What is the Health Care Savings Plan?
The Health Care Savings Plan (HCSP) is an employer-sponsored program that allows employees to save money, tax-free, to use upon termination of employment to pay for eligible health care expenses for you, your spouse and legal tax dependents, and your children up to their 26th birthday regardless of their marital status, status as a full-time student, or place of residence.
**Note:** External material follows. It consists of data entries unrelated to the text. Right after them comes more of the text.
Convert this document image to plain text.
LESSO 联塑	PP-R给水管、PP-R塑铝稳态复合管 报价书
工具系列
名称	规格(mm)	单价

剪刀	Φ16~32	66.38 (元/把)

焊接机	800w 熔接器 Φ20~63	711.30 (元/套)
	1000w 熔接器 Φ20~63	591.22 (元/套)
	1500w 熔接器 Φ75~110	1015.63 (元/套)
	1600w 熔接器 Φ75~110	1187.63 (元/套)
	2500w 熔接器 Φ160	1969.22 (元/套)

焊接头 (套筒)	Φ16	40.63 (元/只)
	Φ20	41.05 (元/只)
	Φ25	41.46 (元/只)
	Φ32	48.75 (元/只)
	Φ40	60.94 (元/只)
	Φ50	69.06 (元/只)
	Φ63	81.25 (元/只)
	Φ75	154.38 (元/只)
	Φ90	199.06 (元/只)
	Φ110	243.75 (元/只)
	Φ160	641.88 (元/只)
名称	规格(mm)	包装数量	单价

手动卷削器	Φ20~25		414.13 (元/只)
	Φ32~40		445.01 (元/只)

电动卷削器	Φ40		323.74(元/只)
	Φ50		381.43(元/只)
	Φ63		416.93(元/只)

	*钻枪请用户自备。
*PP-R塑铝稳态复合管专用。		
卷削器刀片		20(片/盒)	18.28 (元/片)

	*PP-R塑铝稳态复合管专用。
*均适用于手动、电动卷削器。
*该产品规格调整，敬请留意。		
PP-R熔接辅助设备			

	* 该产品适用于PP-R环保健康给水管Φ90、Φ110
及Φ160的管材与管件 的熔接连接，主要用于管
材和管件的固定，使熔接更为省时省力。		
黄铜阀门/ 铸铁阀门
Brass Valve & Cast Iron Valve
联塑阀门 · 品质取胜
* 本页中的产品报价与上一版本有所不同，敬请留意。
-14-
Employees will be able to choose among seven different investment options provided by the State Board of Investment. HCSP is a tax-free account which means contributions and eligible reimbursements are not reportable on state or federal income tax returns.

What legal authority exists to offer the HCSP?
MSRS received its private letter ruling establishing the HCSP as a tax-exempt benefit on July 29, 2002.

Chapter 352.98, authorizes Minnesota State Retirement System (MSRS) to offer this program to state employees, as well as all other governmental subdivisions.

Who chooses how contributions will be made to the HCSP?
Employees covered by a bargaining unit:
Amounts to be put into the account must be negotiated or agreed to by both the bargaining unit and employer and written into the collective bargaining agreement or Memorandum of Understanding (MOU).

Employees not covered by a bargaining unit:
Amounts to be put into the account must be agreed to by the employer and included in a written personnel policy.

What type of contributions can be made to the plan to receive the favorable tax treatment?
Employer Contributions:
An employer could elect to put a specific dollar amount into employees' accounts, or set aside a percentage of employees' salaries into the accounts.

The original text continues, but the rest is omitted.